Гневный, яростный, горький, иногда бешеный дневник Бунина… Он понимал цену таких записей. В 1918-м поминутно слышалось отовсюду — ещё не настало время разбираться в русской революции беспристрастно. «Но настоящей беспристрастности всё равно никогда не будет. А главное: наша “пристрастность” будет ведь очень и очень дорога для будущего историка. Разве важна “страсть” только “революционного народа”? А мы-то что ж, не люди, что ли?»

Несомненно, для истории и историков невероятно дороги все без исключения «пристрастные» свидетельства. Но, быть может, самые ценные — те, которые рождались спонтанно, у сторонников революции, а не у их оппонентов.
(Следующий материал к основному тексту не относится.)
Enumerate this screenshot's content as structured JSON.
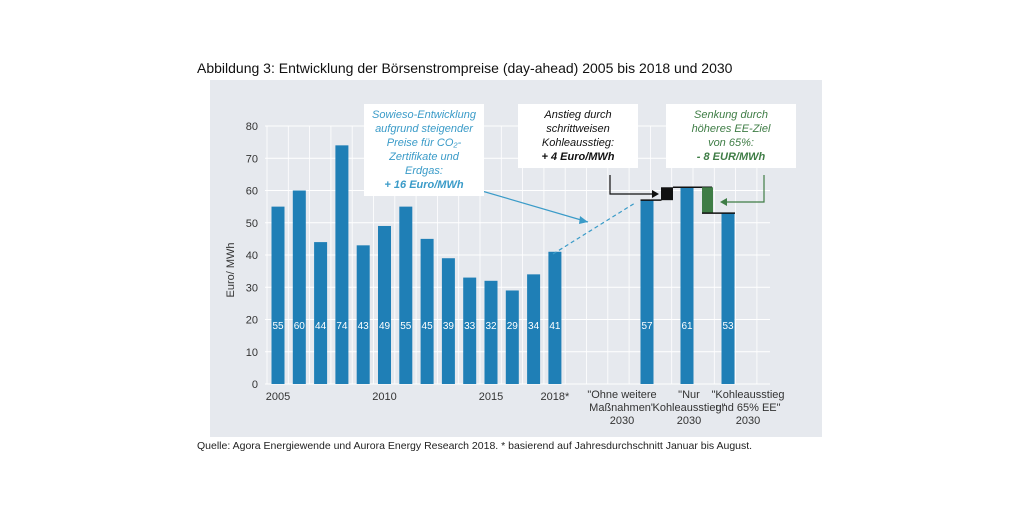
{
  "title": "Abbildung 3: Entwicklung der Börsenstrompreise (day-ahead) 2005 bis 2018 und 2030",
  "source": "Quelle: Agora Energiewende und Aurora Energy Research 2018. * basierend auf Jahresdurchschnitt Januar bis August.",
  "annotations": {
    "sowieso": {
      "lines": [
        "Sowieso-Entwicklung",
        "aufgrund steigender",
        "Preise für CO₂-",
        "Zertifikate und Erdgas:"
      ],
      "value": "+ 16 Euro/MWh",
      "color": "#3a9bc8"
    },
    "anstieg": {
      "lines": [
        "Anstieg durch",
        "schrittweisen",
        "Kohleausstieg:"
      ],
      "value": "+ 4 Euro/MWh",
      "color": "#111111"
    },
    "senkung": {
      "lines": [
        "Senkung durch",
        "höheres EE-Ziel",
        "von 65%:"
      ],
      "value": "- 8 EUR/MWh",
      "color": "#3f7d46"
    }
  },
  "chart_data": {
    "type": "bar",
    "ylabel": "Euro/ MWh",
    "ylim": [
      0,
      80
    ],
    "yticks": [
      0,
      10,
      20,
      30,
      40,
      50,
      60,
      70,
      80
    ],
    "grid": true,
    "bar_color": "#1f7fb6",
    "historical": {
      "years": [
        2005,
        2006,
        2007,
        2008,
        2009,
        2010,
        2011,
        2012,
        2013,
        2014,
        2015,
        2016,
        2017,
        2018
      ],
      "values": [
        55,
        60,
        44,
        74,
        43,
        49,
        55,
        45,
        39,
        33,
        32,
        29,
        34,
        41
      ],
      "tick_labels": [
        {
          "year": 2005,
          "label": "2005"
        },
        {
          "year": 2010,
          "label": "2010"
        },
        {
          "year": 2015,
          "label": "2015"
        },
        {
          "year": 2018,
          "label": "2018*"
        }
      ]
    },
    "scenarios": [
      {
        "label": [
          "\"Ohne weitere",
          "Maßnahmen\"",
          "2030"
        ],
        "value": 57
      },
      {
        "label": [
          "\"Nur",
          "Kohleausstieg\"",
          "2030"
        ],
        "value": 61
      },
      {
        "label": [
          "\"Kohleausstieg",
          "und 65% EE\"",
          "2030"
        ],
        "value": 53
      }
    ]
  }
}
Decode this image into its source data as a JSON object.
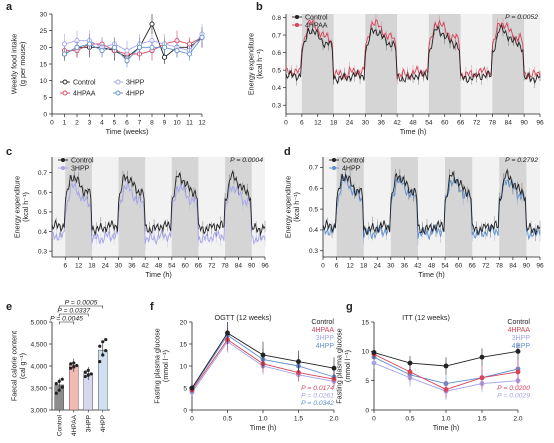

Неожиданно для самого себя, став хроникером революции и критиком  её «издержек», пролетарский писатель Горький заговорил на языке жалости и милосердия, который всегда презирал. «Убитые — да не смущают — история перекрашивается в новые цвета только кровью», — писал он Е. П. Пешковой в день расстрела мирной демонстрации в Петербурге, в то самое кровавое воскресенье 9 января 1905 года.

Что же изменилось, когда воспетая им революция победила окончательно и бесповоротно? Чтó заставило его вдруг вспомнить о цене крови и пламенно опровергать (столь же пламенно, сколь прежде защищал) «принцип топора»? К ужасу и негодованию Горького Россия 1917 – 1918 годов стала добычей фанатиков, страной для эксперимента: «Я знаю, что большевики производят жесточайший научный опыт над живым телом России. Народные комиссары относятся к России как к материалу для опыта, русский народ для них — та лошадь, которой ученые-бактериологи прививают тиф для того, чтобы она выработала в своей крови противогриппозную сыворотку. Вот именно такой жестокий и заранее обреченный на неудачу опыт производят комиссары над русским народом, не думая о том, что измученная, полуголодная лошадка может издохнуть».